“Ayakkabıda yerli üretim için milli seferberlik yapalım”
Dünyada her yıl 28 milyar çift ayakkabı üretiliyor. Türkiye 357 milyon çift üretim ile Çin, Pakistan, Hindistan ve Vietnam gibi ülkelerle rekabet etmeye çalışıyor. Bir yandan üretim maliyeti diğer yandan ithalat baskısı nedeniyle sıkıntı yaşayan ayakkabı sektörünü, rekabeti önce ‘içeride’ sonra da ‘yurtdışında’ kazanmak istiyor.
İstanbul Fuar Merkezi’nde geçen hafta kapılarını açan Uluslararası Ayakkabı Yan Sanayi Fuarı (AYSAF) sona erdi. Fuar öncesi sektörün sorun ve beklentilerini Ayakkabı Yan Sanayicileri Derneği (AYSAD) Sait Vakkas Salıcı ile değerlendirdik. Yerli üretim ve yerli malı kullanımının önemini vurgulayan Salıcı, yerli üreticinin ancak tasarımla kendini geliştirerek yurtdışı ile rekabet edebileceğini söyledi.
Türkiye'nin 500 milyon çift ayakkabı üretme kapasitesi olduğunu kaydeden Salıcı, geçen yıl 347 milyon adet üretim yapıldığını bildirdi. Dünyada ise 28 milyar çift ayakkabı üretiliyor. Ayakkabı üretimin son yıllarda Şanlıurfa'ya kaydırılsa da buradaki üretimin yetersiz ve yoğun istihdama dayalı olması nedeniyle verimsiz kaldığını not eden Salıcı, “2014'ten sonra kanun çıktı ithalata vergi kondu.
Birçok ithalatçı üretici oldu. Ama altyapı ve fiziki şartlar konması lazımdı. Önce kanun çıktı sonra Urfa'ya üretim altyapısı kuruldu. Önce altyapı kurulup istihdam için işgücü oluşturulup bundan sonra kanun çıkarılabilirdi. İthalatçılar içerde üretime başlayınca sayacı bulunamadı” dedi.
“Fiyat artırmaya çalışırlar”
Son yıllarda uygulanan referans fiyat uygulamasına dikkat çeken AYSAD Başkanı Salıcı, “Açık verilirse ve sektörü etkileyecek duruma gelirse yapılmalı ama fiziki şartlar da oluşturulmalı. Yan sanayi ürünü taban ve üst saya ithal geliyor. Bir tek işçilik burada oluyor.

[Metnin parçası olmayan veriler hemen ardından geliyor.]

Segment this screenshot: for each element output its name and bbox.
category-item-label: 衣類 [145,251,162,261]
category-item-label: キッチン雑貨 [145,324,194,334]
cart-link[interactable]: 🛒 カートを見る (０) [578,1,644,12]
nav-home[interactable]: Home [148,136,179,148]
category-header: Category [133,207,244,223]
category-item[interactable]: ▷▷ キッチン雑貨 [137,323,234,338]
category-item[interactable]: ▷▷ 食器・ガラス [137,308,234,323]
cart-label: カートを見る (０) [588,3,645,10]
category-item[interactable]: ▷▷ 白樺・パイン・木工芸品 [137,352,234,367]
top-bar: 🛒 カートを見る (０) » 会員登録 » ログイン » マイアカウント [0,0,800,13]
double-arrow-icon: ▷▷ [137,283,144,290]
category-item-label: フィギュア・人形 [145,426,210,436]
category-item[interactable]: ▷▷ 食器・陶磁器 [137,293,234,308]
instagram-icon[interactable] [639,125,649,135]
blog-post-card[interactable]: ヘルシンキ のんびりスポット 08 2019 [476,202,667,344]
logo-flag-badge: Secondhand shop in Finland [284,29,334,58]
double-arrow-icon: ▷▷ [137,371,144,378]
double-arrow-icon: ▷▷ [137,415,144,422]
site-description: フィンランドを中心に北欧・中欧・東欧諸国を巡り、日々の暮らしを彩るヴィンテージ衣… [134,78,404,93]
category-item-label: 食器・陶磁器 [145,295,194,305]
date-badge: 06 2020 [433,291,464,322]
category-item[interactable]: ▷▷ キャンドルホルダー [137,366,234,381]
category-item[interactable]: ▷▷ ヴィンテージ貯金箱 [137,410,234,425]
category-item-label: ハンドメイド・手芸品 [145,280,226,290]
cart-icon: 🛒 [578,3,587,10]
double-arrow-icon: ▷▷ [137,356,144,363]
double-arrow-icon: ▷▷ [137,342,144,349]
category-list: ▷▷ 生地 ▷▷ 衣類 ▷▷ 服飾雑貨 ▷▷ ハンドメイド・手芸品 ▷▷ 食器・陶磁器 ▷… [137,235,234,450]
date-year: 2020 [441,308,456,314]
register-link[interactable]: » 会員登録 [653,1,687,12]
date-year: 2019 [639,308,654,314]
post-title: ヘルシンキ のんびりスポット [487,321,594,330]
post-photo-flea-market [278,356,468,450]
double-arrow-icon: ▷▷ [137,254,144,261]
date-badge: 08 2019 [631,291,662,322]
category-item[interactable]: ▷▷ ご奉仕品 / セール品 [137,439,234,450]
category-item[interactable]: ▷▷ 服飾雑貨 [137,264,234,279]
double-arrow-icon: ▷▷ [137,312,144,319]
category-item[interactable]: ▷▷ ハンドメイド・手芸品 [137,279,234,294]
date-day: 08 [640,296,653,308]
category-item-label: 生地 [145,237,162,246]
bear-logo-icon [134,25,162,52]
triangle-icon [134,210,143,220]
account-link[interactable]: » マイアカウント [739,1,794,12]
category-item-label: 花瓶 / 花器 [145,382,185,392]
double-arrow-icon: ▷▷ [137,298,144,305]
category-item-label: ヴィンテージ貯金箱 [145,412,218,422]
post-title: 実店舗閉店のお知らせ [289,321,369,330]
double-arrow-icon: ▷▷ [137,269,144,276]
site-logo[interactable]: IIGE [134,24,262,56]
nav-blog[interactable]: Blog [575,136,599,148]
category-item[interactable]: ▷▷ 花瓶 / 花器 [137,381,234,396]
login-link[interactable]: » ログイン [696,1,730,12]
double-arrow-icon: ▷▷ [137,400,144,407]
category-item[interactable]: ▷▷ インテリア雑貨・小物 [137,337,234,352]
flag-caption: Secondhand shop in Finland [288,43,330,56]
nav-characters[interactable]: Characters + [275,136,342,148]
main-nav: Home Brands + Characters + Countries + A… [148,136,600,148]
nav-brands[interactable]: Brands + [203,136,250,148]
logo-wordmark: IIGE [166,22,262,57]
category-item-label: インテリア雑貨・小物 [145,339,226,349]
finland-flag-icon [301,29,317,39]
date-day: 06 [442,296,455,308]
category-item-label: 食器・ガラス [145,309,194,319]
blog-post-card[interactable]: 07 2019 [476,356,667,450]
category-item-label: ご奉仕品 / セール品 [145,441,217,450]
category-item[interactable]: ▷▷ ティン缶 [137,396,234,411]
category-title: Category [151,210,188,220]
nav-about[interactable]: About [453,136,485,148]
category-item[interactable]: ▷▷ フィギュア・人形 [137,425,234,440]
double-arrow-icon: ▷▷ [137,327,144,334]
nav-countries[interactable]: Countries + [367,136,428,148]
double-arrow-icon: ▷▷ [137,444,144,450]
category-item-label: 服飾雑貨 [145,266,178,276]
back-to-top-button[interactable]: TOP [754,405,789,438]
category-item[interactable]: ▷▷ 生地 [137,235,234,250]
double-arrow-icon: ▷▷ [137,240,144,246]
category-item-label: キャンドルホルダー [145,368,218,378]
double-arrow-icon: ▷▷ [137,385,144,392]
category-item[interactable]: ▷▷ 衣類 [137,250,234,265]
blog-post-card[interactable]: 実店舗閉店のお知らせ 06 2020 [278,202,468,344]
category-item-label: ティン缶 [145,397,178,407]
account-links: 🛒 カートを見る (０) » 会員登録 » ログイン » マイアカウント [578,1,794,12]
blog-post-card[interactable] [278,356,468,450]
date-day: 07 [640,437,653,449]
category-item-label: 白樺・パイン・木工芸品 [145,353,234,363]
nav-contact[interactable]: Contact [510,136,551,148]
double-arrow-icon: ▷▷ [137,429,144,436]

Adam fabrikam var diyor ama...” diye konuştu. İthalata yönelik düzenlemelere değinen Salıcı, “Yetmedi bir daha yapalım deniyor. Ayakkabıda her seferinde böyle mi yapacağız? O zaman yerli üretici de nasıl olsa ithalat da gelmeyecek deyip fiyat artıracak. Kendini geliştirmeyecek alırsan al elimdeki bu mal diyecek.
Türkiye'den çekilen küresel markalara neden gittiniz diye sorduk; gitmelerindeki nedenler arasında fiyat yani maliyetler üçüncü sırada. Çünkü buradaki tedarikçi nasıl olsa geldiler diyerek kendini geliştirmedi. Ben bunu yapıyorum alırsan al dedi. Kapıların kapalı olması ve konteyner krizi vs. dönemi hep devam edilecek sanıldı. O tokluk döneminde ‘fırsatçılık yapmayın’ dedik. Kaliteli ürün yapamadık. O dönem öyle yapmayanlar şimdi ayakta duruyor.” ifadelerini kullandı.
Çin’in yerini Vietnam alıyor
“En korkulu rüyamız Çin'di. Şimdi değişti; Hindistan, Pakistan ve Vietnam'a geçti.” diyen AYSAD Başkanı Salıcı, “Vietnam üretimde yüzde 2'den yüzde 12'ye geldi son 13 yılda. Çin'in bir köyü gibi” bilgilerini verdi. Son dönemde Nike'a danışmanlık yapan bir iktisatçı profesörün ekranlarda ve köşe yazıların da ithalata yönelik kısıtlamalara ilişkin eleştirilerini sorduğumuz Salıcı, “Yerli üretim için milli seferberlik yapalım. Özellikle ayakkabıdan başlayıp herkes dişini sıksın; ben yerli ayakkabı giyiyorum, desin. Yani ayağımız yere yerli bassın; ben yere yerli basma zamanı diyorum. Kamu otoritesi ise STK'lara da iş düşüyor, ithalatçılar da bize baskı yapıyor diyor...” diye konuştu.